It’s no secret that marketing people love buzz words. Used properly, buzz words serve a useful purpose, but are so overused or misused that they have lost any value. “Branding” is one such word. Everyone “does branding” these days – graphic designers, research companies, advertising agencies, public relations firms, even special events planners. They all say they’re “branding” experts. Rubbish.
Most people understand that a “brand” is the immediate reaction someone has when they hear a company’s name or see its logo. In the automotive industry, for example, Rolls-Royce = luxury, Toyota = quality, Viper = thrill. It would be extremely difficult to find anyone who disagrees with those characterizations. That’s the power of a “brand.”
“Branding,” on the other hand, is a process easier said than done. In our view, you start by understanding the current brand perception amongst key stakeholders, then define what you want it to be, build a roadmap to bridge the gap, and execute a series of integrated programs to achieve the desired end. The key word here is “integrated.” Logos, research, advertising, public relations, social media, etc., are simply tools employed as necessary. Deciding which tools to utilize, and deploying them effectively and efficiently, is what separates true branding practitioners from the myriad of firms and sole practitioners that are merely trying to expand the range of what they can sell to clients.
Unfortunately, who a company engages for branding services is usually the deciding factor in what kind of program they get. Graphic designers, advertising agencies and others whose strength is “visual” communications will want to redevelop logos, websites and ads. “New” media firms will wax poetic on how social media and web-centric activities are the key to breaking free of clutter. Pubic relations firms will weigh in on how marketing dollars should be allocated towards media relations and special events.
This is understandable, from an agency perspective. Service companies usually have one “core” competency, and a major part of their growth strategy is to leverage that into a broader role with their clients.
However, unless the agency truly understands integrated communications and what it takes to develop a fully integrated marketing program, results will be incomplete and therefore ineffective. In our view, the best branding practitioners have senior-level corporate experience in aligning marketing programs with strategic business plans. They spend more time listening to clients than they do lecturing them, and recognize the importance of working closely with sales and operations teams to execute branding programs. They want to help you grow your business, not merely add another case study to their website and new business pitch.
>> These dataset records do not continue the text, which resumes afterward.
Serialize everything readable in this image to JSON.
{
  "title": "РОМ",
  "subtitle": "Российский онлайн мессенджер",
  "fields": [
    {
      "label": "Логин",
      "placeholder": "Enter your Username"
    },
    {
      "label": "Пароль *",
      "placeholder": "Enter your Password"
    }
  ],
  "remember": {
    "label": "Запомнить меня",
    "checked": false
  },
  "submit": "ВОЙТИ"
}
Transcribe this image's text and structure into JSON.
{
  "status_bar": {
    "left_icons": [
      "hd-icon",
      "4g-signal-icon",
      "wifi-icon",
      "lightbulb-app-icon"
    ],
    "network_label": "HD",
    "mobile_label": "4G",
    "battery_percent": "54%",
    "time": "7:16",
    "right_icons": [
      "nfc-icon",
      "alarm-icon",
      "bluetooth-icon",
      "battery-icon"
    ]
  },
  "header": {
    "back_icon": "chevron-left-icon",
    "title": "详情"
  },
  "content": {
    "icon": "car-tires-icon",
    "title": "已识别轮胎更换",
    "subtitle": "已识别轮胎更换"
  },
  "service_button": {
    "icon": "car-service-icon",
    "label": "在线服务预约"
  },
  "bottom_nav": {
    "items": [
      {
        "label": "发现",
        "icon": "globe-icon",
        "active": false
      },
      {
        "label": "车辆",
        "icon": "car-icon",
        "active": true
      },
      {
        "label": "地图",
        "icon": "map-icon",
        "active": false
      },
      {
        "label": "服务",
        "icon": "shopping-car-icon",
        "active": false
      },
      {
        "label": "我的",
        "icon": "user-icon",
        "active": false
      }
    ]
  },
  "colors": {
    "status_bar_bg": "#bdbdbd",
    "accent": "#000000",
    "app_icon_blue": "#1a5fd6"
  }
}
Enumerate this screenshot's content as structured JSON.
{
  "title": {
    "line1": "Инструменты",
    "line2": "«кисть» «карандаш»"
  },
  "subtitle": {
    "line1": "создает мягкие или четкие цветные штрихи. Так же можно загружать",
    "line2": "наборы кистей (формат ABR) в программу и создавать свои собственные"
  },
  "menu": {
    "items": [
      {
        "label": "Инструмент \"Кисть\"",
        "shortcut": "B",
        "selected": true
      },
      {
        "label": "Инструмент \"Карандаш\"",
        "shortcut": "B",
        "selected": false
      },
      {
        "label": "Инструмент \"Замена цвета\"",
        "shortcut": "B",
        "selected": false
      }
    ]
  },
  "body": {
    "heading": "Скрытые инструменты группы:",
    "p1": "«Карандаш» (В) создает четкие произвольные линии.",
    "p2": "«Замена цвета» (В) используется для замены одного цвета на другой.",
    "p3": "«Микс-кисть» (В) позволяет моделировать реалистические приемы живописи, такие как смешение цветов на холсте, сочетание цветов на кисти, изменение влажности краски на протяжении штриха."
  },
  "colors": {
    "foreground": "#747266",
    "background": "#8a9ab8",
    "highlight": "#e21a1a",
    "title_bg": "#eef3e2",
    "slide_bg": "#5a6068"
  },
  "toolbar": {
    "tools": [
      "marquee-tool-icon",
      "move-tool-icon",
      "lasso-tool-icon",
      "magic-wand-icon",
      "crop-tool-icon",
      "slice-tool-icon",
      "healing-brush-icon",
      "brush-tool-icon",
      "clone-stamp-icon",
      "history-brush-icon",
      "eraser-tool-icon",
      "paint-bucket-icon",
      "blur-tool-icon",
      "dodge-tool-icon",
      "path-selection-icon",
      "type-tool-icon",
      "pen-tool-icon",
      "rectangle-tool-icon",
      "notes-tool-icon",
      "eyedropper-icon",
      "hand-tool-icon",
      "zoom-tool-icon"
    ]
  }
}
Even if a company is in a position to throw money at marketing programs to ensure that its messages are heard (and this kind of company is an endangered species), building trust takes time. Trust is what differentiates market awareness from market acceptance. Trust, not awareness, makes the cash register ring. Too often, people who have spent their entire careers on the agency side of the table don’t understand the difference, and likely never will.